El 18 de noviembre del mismo año la entonces subprocuradora de Control Regional de la FGR, Victoria Pacheco Jiménez, hizo pedazos esa versión y exhibió lo que, a su parecer, era un montaje y una operación de encubrimiento de la SSP.

La funcionaria reveló que, según los análisis periciales, los casquillos hallados en el lugar eran de armas de la Policía Federal, lo que dejaba en entredicho que los acusados hubiesen repelido un ataque de los agentes de la CIA y el Capitán.

También exhibió a los policías por haber declarado que iban uniformados y en patrullas balizadas el día de los hechos, ya que los videos de Capufe demostraron que estaban vestidos de civil y usaron vehículos particulares.

Con relación al secuestro, dijo que éste era investigado por la Procuraduría de Morelos y no por ellos.

Poco antes de ser llevados a prisión, dijo la subprocuradora, los policías entregaron una declaración por escrito a la PGR en la que admitieron haber mentido y falseado los hechos ante el Ministerio Público, por orden de sus mandos.

Esto derivó en 5 nuevas órdenes de aprehensión contra sus jefes inmediatos.

Pacheco Jiménez relató que dichos mandatos de captura los entregó a la SSP de García Luna para que los detuvieran, pero sólo capturaron al inspector general Juan Manuel Pacheco Salgado.

Los otros no fueron aprehendidos y, además, fueron avisados de la orden judicial, ya que enseguida presentaron amparos y lograron que un juez suspendiera la captura.

En el 2023 un total de 11 de los federales fueron absueltos, tras una década de litigio, y 3 continuaron presos por condenas de 16 años de cárcel.

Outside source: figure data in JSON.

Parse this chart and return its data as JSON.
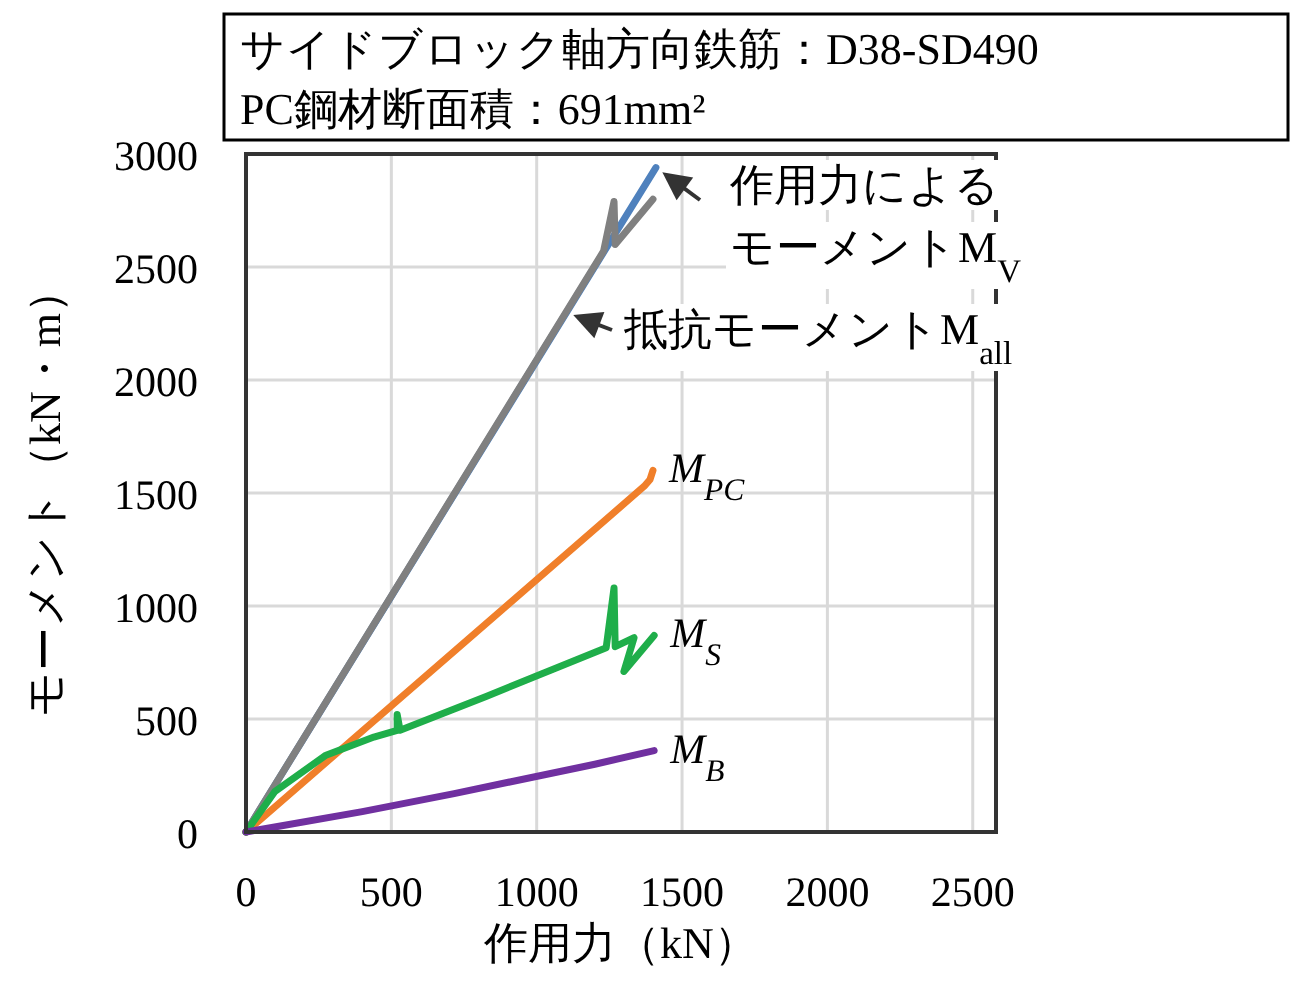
{
  "chart_data": {
    "type": "line",
    "title": "サイドブロック軸方向鉄筋：D38-SD490",
    "subtitle": "PC鋼材断面積：691mm²",
    "xlabel": "作用力（kN）",
    "ylabel": "モーメント（kN・m）",
    "xlim": [
      0,
      2580
    ],
    "ylim": [
      0,
      3000
    ],
    "xticks": [
      0,
      500,
      1000,
      1500,
      2000,
      2500
    ],
    "yticks": [
      0,
      500,
      1000,
      1500,
      2000,
      2500,
      3000
    ],
    "grid": true,
    "line_style": "solid",
    "series": [
      {
        "color": "#4f81bd",
        "x": [
          0,
          1410
        ],
        "values": [
          0,
          2940
        ]
      },
      {
        "color": "#808080",
        "x": [
          0,
          1230,
          1266,
          1270,
          1400
        ],
        "values": [
          0,
          2570,
          2790,
          2600,
          2800
        ]
      },
      {
        "name": "M$_{PC}$",
        "color": "#f07f2a",
        "x": [
          0,
          1370,
          1390,
          1400
        ],
        "values": [
          0,
          1530,
          1560,
          1600
        ]
      },
      {
        "name": "M$_{S}$",
        "color": "#1fae4a",
        "x": [
          0,
          100,
          275,
          440,
          520,
          520,
          530,
          826,
          1239,
          1266,
          1270,
          1335,
          1300,
          1404
        ],
        "values": [
          0,
          180,
          340,
          420,
          450,
          520,
          450,
          600,
          815,
          1080,
          820,
          860,
          710,
          870
        ]
      },
      {
        "name": "M$_{B}$",
        "color": "#7030a0",
        "x": [
          0,
          400,
          716,
          1200,
          1404
        ],
        "values": [
          0,
          90,
          170,
          300,
          360
        ]
      }
    ],
    "annotations": [
      {
        "text": "作用力によるモーメントM$_{V}$",
        "x": 1410,
        "y": 2940
      },
      {
        "text": "抵抗モーメントM$_{all}$",
        "x": 1100,
        "y": 2300
      }
    ]
  }
}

A pesar de que hubo un castigo contra los directamente responsables y de que este incidente no escaló por la vía diplomática, un alto funcionario de la FGR de aquella época consideró que el intento de montaje ocasionó una molestia en algunos funcionarios estadounidenses y marcaría la suerte de García Luna.

Desde el 10 de diciembre de 2019, García Luna está preso en Nueva York y hoy litiga contra una condena de 38 años de prisión por narcotráfico.

Cárdenas Palomino, el superior jerárquico de los federales que hirieron a los agentes de la CIA, fue encarcelado en México el 5 de julio de 2021.

Él también está acusado en el mismo proceso de García Luna por proteger a traficantes de droga, entre ellos a los Beltrán Leyva.